Anna menjelaskan bahwa Kementerian Agama pada 18 Februari 2022 telah menerbitkan Surat Edaran Nomor: SE. 05 Tahun 2022 tentang Pedoman Penggunaan Pengeras Suara di Masjid dan Mushala. Edaran itu bertujuan untuk mewujudkan ketenteraman, ketertiban, dan kenyamanan bersama dalam syiar di tengah masyarakat yang beragam baik agama, keyakinan, latar belakang, dan lainnya.

Edaran itu sendiri mengatur tentang penggunaan pengeras suara dalam dan pengeras suara luar. Salah satu poin edaran tersebut mengatur agar penggunaan pengeras suara di bulan Ramadan, baik dalam pelaksanaan salat tarawih, ceramah/kajian Ramadan, dan tadarus Al Quran menggunakan pengeras suara mengarah ke dalam.

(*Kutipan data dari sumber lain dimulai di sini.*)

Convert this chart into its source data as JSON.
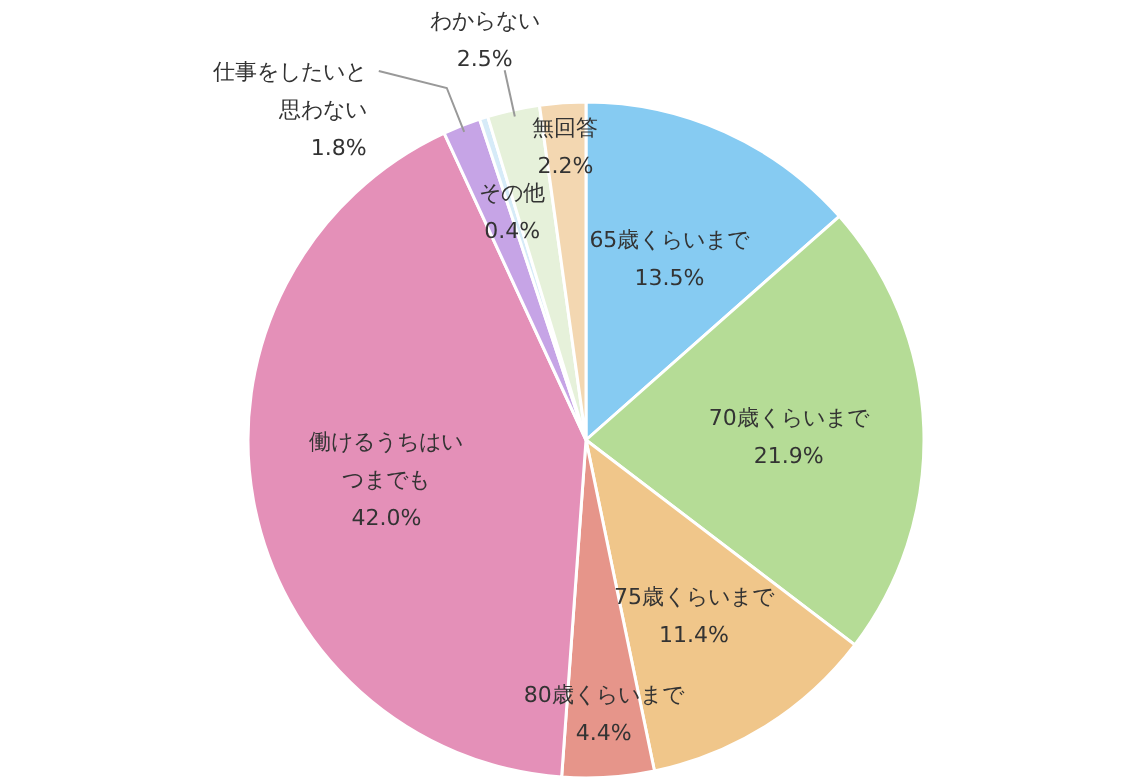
{
  "chart_data": {
    "type": "pie",
    "categories": [
      "65歳くらいまで",
      "70歳くらいまで",
      "75歳くらいまで",
      "80歳くらいまで",
      "働けるうちはいつまでも",
      "仕事をしたいと思わない",
      "その他",
      "わからない",
      "無回答"
    ],
    "values": [
      13.5,
      21.9,
      11.4,
      4.4,
      42.0,
      1.8,
      0.4,
      2.5,
      2.2
    ],
    "colors": [
      "#86cbf2",
      "#b5dc96",
      "#f0c68a",
      "#e6958a",
      "#e490b8",
      "#c6a4e6",
      "#d6ebf8",
      "#e6f1da",
      "#f3d7b1"
    ],
    "value_labels": [
      "13.5%",
      "21.9%",
      "11.4%",
      "4.4%",
      "42.0%",
      "1.8%",
      "0.4%",
      "2.5%",
      "2.2%"
    ]
  }
}
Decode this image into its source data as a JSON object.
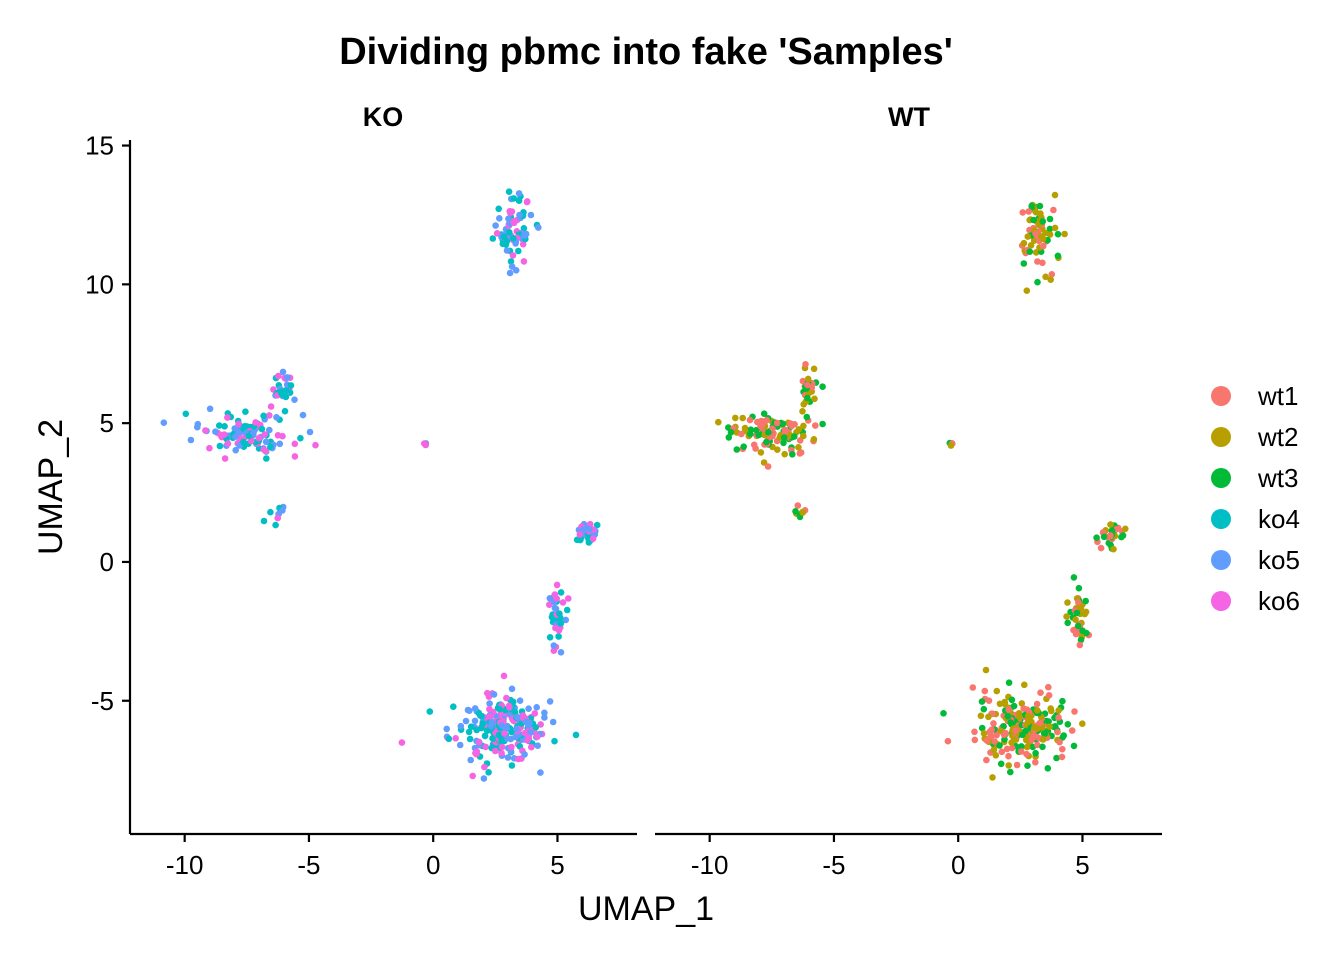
{
  "chart_data": {
    "type": "scatter",
    "title": "Dividing pbmc into fake 'Samples'",
    "xlabel": "UMAP_1",
    "ylabel": "UMAP_2",
    "xlim": [
      -12.2,
      8.2
    ],
    "ylim": [
      -9.8,
      15.2
    ],
    "x_ticks": [
      -10,
      -5,
      0,
      5
    ],
    "x_tick_labels": [
      "-10",
      "-5",
      "0",
      "5"
    ],
    "y_ticks": [
      -5,
      0,
      5,
      10,
      15
    ],
    "y_tick_labels": [
      "-5",
      "0",
      "5",
      "10",
      "15"
    ],
    "grid": false,
    "legend_position": "right",
    "panels": [
      {
        "label": "KO",
        "groups": [
          "ko4",
          "ko5",
          "ko6"
        ]
      },
      {
        "label": "WT",
        "groups": [
          "wt1",
          "wt2",
          "wt3"
        ]
      }
    ],
    "series": [
      {
        "name": "wt1",
        "color": "#F8766D",
        "panel": "WT"
      },
      {
        "name": "wt2",
        "color": "#B79F00",
        "panel": "WT"
      },
      {
        "name": "wt3",
        "color": "#00BA38",
        "panel": "WT"
      },
      {
        "name": "ko4",
        "color": "#00BFC4",
        "panel": "KO"
      },
      {
        "name": "ko5",
        "color": "#619CFF",
        "panel": "KO"
      },
      {
        "name": "ko6",
        "color": "#F564E3",
        "panel": "KO"
      }
    ],
    "clusters": [
      {
        "center": [
          3.2,
          12.0
        ],
        "spread": [
          0.65,
          1.1
        ],
        "n": 70
      },
      {
        "center": [
          -7.5,
          4.6
        ],
        "spread": [
          1.6,
          0.6
        ],
        "n": 110
      },
      {
        "center": [
          -6.0,
          6.3
        ],
        "spread": [
          0.4,
          0.6
        ],
        "n": 28
      },
      {
        "center": [
          -6.3,
          1.8
        ],
        "spread": [
          0.25,
          0.35
        ],
        "n": 8
      },
      {
        "center": [
          -0.3,
          4.25
        ],
        "spread": [
          0.05,
          0.05
        ],
        "n": 4
      },
      {
        "center": [
          2.6,
          -6.0
        ],
        "spread": [
          1.6,
          1.0
        ],
        "n": 230
      },
      {
        "center": [
          4.9,
          -2.0
        ],
        "spread": [
          0.35,
          1.0
        ],
        "n": 40
      },
      {
        "center": [
          6.2,
          1.0
        ],
        "spread": [
          0.4,
          0.35
        ],
        "n": 30
      }
    ]
  }
}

Anna juga memaparkan bahwa edaran itu bukanlah pedoman yang baru, mengingat sudah ada sejak 1978 dalam bentuk Instruksi Direktur Jenderal Bimbingan Masyarakat Islam Nomor: Kep/D/101/1978. "Di situ juga diatur bahwa saat Ramadan, siang dan malam hari, bacaan Al Quran menggunakan pengeras suara ke dalam," katanya.

Dia menambahkan, edaran itu dibuat tidak untuk membatasi syiar Ramadan dengan giat tadarus, Tarawih, dan qiyamul lail selama Ramadan sangat dianjurkan. Penggunaan pengeras suaranya saja diatur, katanya, justru agar suasana Ramadan menjadi lebih syahdu.

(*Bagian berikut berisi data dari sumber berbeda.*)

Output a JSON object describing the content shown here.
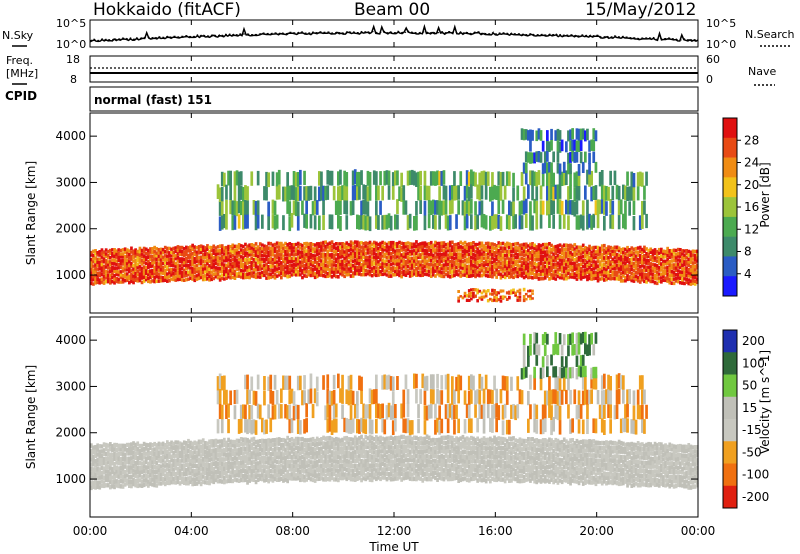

"Kalau suaranya terlalu keras, apalagi antarmasjid saling berdekatan, suaranya justru saling bertabrakan dan menjadi kurang syahdu. Kalau diatur, Insya Allah menjadi lebih syahdu, lebih enak didengar, dan jika sifatnya ceramah atau kajian juga lebih mudah dipahami," jelas Anna Hasbie.